Despite speculation to the contrary, there is no solid evidence that Alexander Hamilton was of Jewish ancestry on his mother’s side. But his stepfather seems to have been a Jew, and throughout his life her son maintained a deeply felt respect for Jews, as Gabriela Geselowitz writes:
Around the time of Hamilton’s birth in Nevis in the West Indies, the Caribbean had a sizable Sephardic community. Charlestown, the capital of Nevis, had a particularly large Jewish population. [It] is certain that Hamilton was a Jewish day-school boy. His mother never divorced her first husband (a probably Jewish man with the surname Lavien), so the Anglican Church saw Hamilton as illegitimate, banning him from its local school. Instead, he studied at a Jewish school (possibly being solo tutored by the headmistress) run out of a synagogue in Charlestown. It was there that he learned Hebrew, and he reportedly recalled to his son years later learning to recite the Ten Commandments [in that language].

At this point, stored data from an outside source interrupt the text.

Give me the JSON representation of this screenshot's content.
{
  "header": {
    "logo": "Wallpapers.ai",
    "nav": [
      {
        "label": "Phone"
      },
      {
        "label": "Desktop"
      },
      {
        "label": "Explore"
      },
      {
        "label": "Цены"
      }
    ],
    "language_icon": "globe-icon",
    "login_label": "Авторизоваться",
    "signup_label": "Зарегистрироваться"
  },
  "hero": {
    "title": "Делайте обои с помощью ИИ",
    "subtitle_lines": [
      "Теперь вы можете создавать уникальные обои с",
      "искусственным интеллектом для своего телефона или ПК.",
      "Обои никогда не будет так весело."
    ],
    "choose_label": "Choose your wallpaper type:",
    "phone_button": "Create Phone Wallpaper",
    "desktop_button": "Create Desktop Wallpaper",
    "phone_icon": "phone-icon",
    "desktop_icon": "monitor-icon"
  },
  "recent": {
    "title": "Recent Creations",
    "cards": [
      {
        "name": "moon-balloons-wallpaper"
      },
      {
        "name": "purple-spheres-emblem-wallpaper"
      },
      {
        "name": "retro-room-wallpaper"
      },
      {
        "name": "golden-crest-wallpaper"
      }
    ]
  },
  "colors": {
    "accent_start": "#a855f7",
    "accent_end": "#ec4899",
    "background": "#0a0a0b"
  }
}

“Progress of the Jews,” Hamilton once wrote, “from their earliest history to the present time has been and is entirely out of the ordinary course of human affairs. Is it not then a fair conclusion that the cause also is an extraordinary one—in other words, that it is the effect of some great providential plan?’” And in a court case, he argued, “Why distrust the evidence of the Jews? Discredit them, and you destroy the Christian religion.”